I mean, I agree that humanity theoretically knows how to implement these sorts of security commitments, so the current conditions should always be possible for Anthropic to unblock with enough time and effort, but the commitment to the sequencing that they have to happen before Anthropic has a model that is ASL-3 means that there are situations where Anthropic commits to pause scaling until the security commitments are met. I agree with you that this is a relatively weak commitment in terms of a scaling pause, though to be fair I don’t actually think simply having (but not deploying) a just-barely-ASL-3 model poses much of a risk, so I think it does make sense from a risk-based perspective why most of the commitments are around deployment and security. That being said, even if a just-barely-ASL-3 model doesn’t pose an existential risk, so long as ASL-3 is defined only with a lower bound rather than also an upper bound, it’s obviously the case that eventually it will contain models that pose a potential existential risk, so I agree that a lot is tied up in the upcoming definition of ASL-4. Regardless, it is still the case that Anthropic has already committed to a scaling pause under certain circumstances.

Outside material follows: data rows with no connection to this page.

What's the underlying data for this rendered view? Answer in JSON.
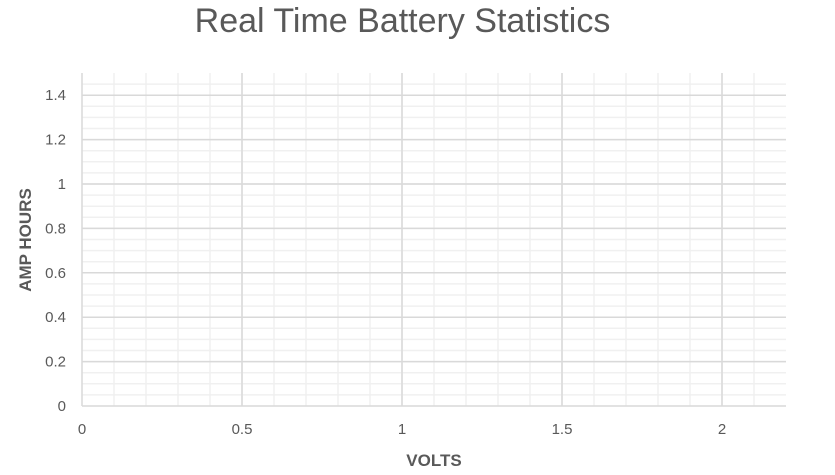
{
  "chart_data": {
    "type": "scatter",
    "title": "Real Time Battery Statistics",
    "xlabel": "VOLTS",
    "ylabel": "AMP HOURS",
    "xlim": [
      0,
      2.2
    ],
    "ylim": [
      0,
      1.5
    ],
    "x_ticks": [
      0,
      0.5,
      1,
      1.5,
      2
    ],
    "y_ticks": [
      0,
      0.2,
      0.4,
      0.6,
      0.8,
      1,
      1.2,
      1.4
    ],
    "x_minor_step": 0.1,
    "y_minor_step": 0.05,
    "series": [],
    "grid": true,
    "legend": "none"
  }
}
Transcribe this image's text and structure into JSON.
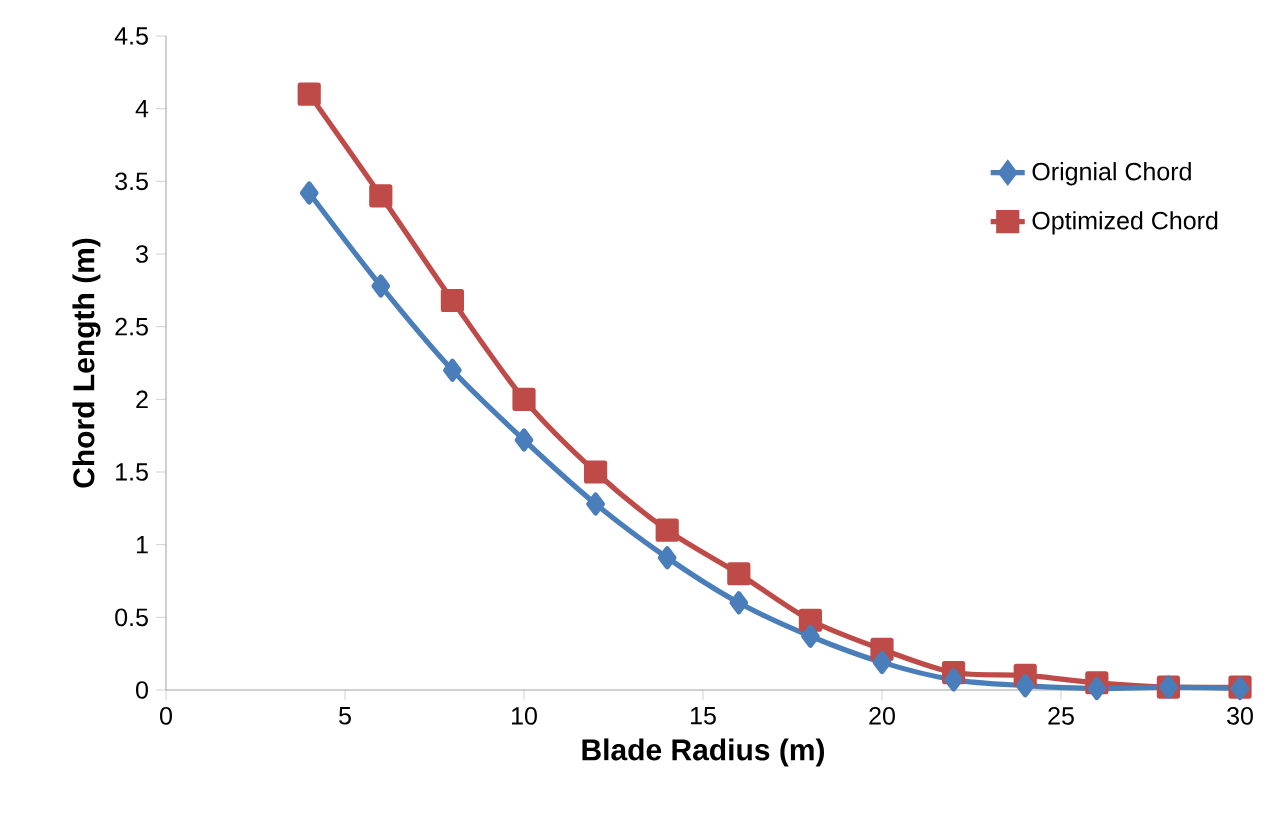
{
  "chart_data": {
    "type": "line",
    "xlabel": "Blade Radius (m)",
    "ylabel": "Chord Length (m)",
    "x": [
      4,
      6,
      8,
      10,
      12,
      14,
      16,
      18,
      20,
      22,
      24,
      26,
      28,
      30
    ],
    "series": [
      {
        "name": "Orignial Chord",
        "color": "#4a7ebb",
        "marker": "diamond",
        "values": [
          3.42,
          2.78,
          2.2,
          1.72,
          1.28,
          0.91,
          0.6,
          0.37,
          0.19,
          0.07,
          0.03,
          0.01,
          0.02,
          0.01
        ]
      },
      {
        "name": "Optimized Chord",
        "color": "#be4b48",
        "marker": "square",
        "values": [
          4.1,
          3.4,
          2.68,
          2.0,
          1.5,
          1.1,
          0.8,
          0.48,
          0.28,
          0.12,
          0.1,
          0.05,
          0.02,
          0.02
        ]
      }
    ],
    "xlim": [
      0,
      30
    ],
    "xticks": [
      0,
      5,
      10,
      15,
      20,
      25,
      30
    ],
    "ylim": [
      0,
      4.5
    ],
    "yticks": [
      0,
      0.5,
      1,
      1.5,
      2,
      2.5,
      3,
      3.5,
      4,
      4.5
    ],
    "grid": false,
    "legend": "top right",
    "line_style": "solid"
  }
}
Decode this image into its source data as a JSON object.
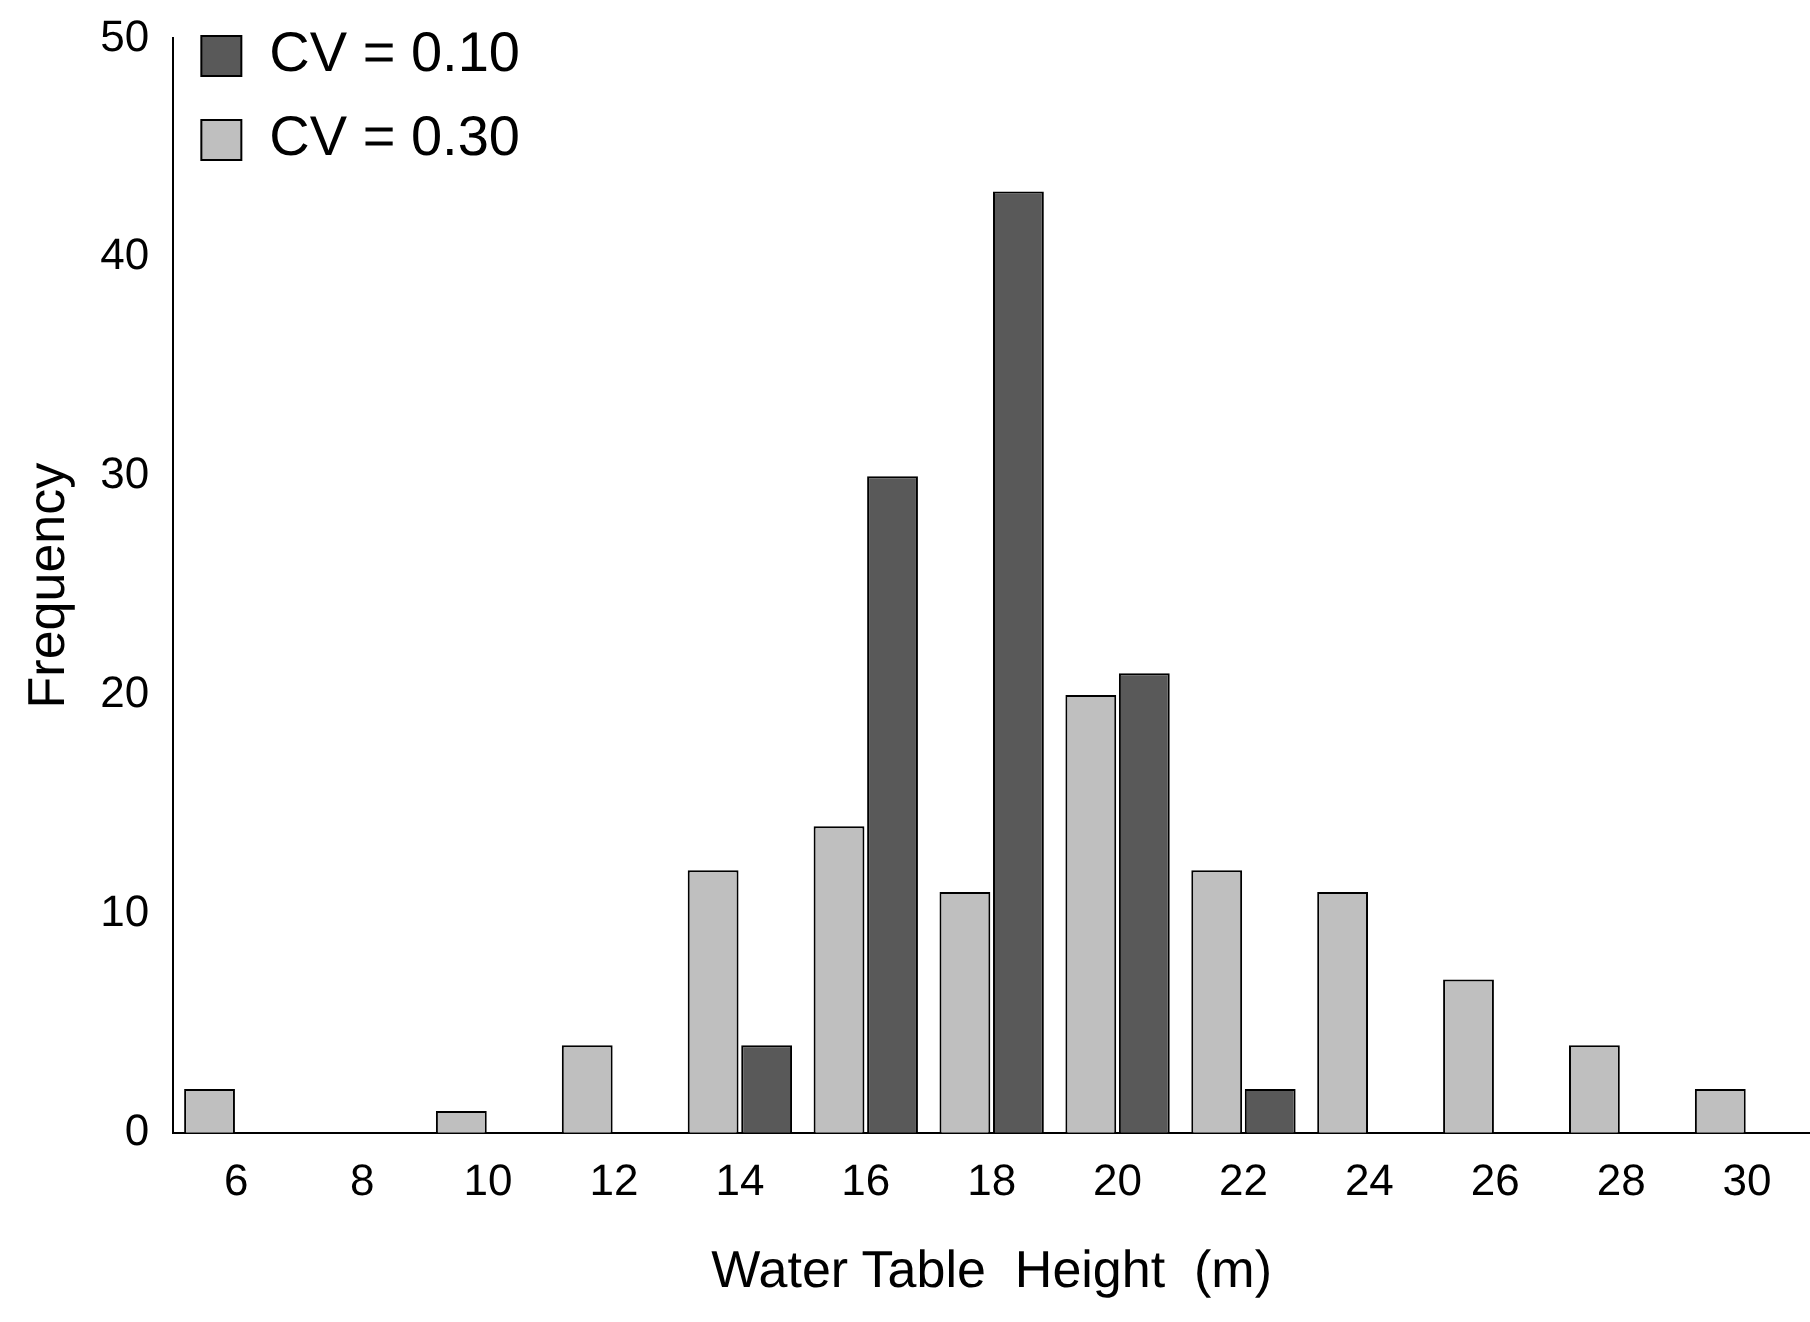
{
  "chart_data": {
    "type": "bar",
    "xlabel": "Water Table  Height  (m)",
    "ylabel": "Frequency",
    "categories": [
      "6",
      "8",
      "10",
      "12",
      "14",
      "16",
      "18",
      "20",
      "22",
      "24",
      "26",
      "28",
      "30"
    ],
    "series": [
      {
        "name": "CV = 0.10",
        "color": "#595959",
        "values": [
          0,
          0,
          0,
          0,
          4,
          30,
          43,
          21,
          2,
          0,
          0,
          0,
          0
        ]
      },
      {
        "name": "CV = 0.30",
        "color": "#bfbfbf",
        "values": [
          2,
          0,
          1,
          4,
          12,
          14,
          11,
          20,
          12,
          11,
          7,
          4,
          2
        ]
      }
    ],
    "ylim": [
      0,
      50
    ],
    "yticks": [
      0,
      10,
      20,
      30,
      40,
      50
    ],
    "grid": false,
    "legend": "top left"
  }
}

Regardless, it is still the case that Anthropic has already committed to a scaling pause under certain circumstances.
I disagree that this is an accurate summary, or like, it’s only barely denotatively true but not connotatively.
I do think it’s probably best to let this discussion rest, not because it’s not important, but because I do think actually resolving this kind of semantic dispute in public comments like this is really hard, and I think it’s unlikely either of us will change their mind here, and we’ve both made our points. I appreciate you responding to my comments.
I think that there’s a reasonable chance that the current security commitments will lead Anthropic to pause scaling (though I don’t know whether Anthropic would announce publicly if they paused internally). Maybe a Manifold market on this would be a good idea.
Looks good—the only thing I would change is that I think this should probably resolve in the negative only once Anthropic has reached ASL-4, since only then will it be clear whether at any point there was a security-related pause during ASL-3.
I mean, I agree that humanity theoretically knows how to implement these sorts of security commitments, so the current conditions should always be possible for Anthropic to unblock with enough time and effort, but the commitment to the sequencing that they have to happen before Anthropic has a model that is ASL-3 means that there are situations where Anthropic commits to pause scaling until the security commitments are met. I agree with you that this is a relatively weak commitment in terms of a scaling pause, though to be fair I don’t actually think simply having (but not deploying) a just-barely-ASL-3 model poses much of a risk, so I think it does make sense from a risk-based perspective why most of the commitments are around deployment and security. That being said, even if a just-barely-ASL-3 model doesn’t pose an existential risk, so long as ASL-3 is defined only with a lower bound rather than also an upper bound, it’s obviously the case that eventually it will contain models that pose a potential existential risk, so I agree that a lot is tied up in the upcoming definition of ASL-4. Regardless, it is still the case that Anthropic has already committed to a scaling pause under certain circumstances.
I disagree that this is an accurate summary, or like, it’s only barely denotatively true but not connotatively.
I do think it’s probably best to let this discussion rest, not because it’s not important, but because I do think actually resolving this kind of semantic dispute in public comments like this is really hard, and I think it’s unlikely either of us will change their mind here, and we’ve both made our points. I appreciate you responding to my comments.
I think that there’s a reasonable chance that the current security commitments will lead Anthropic to pause scaling (though I don’t know whether Anthropic would announce publicly if they paused internally). Maybe a Manifold market on this would be a good idea.
That seems cool! I made a market here:
Feel free to suggest edits about the operationalization or other things before people start trading.
Looks good—the only thing I would change is that I think this should probably resolve in the negative only once Anthropic has reached ASL-4, since only then will it be clear whether at any point there was a security-related pause during ASL-3.
That seems reasonable. Edited the description (I can’t change when trading on the market closes, but I think that should be fine).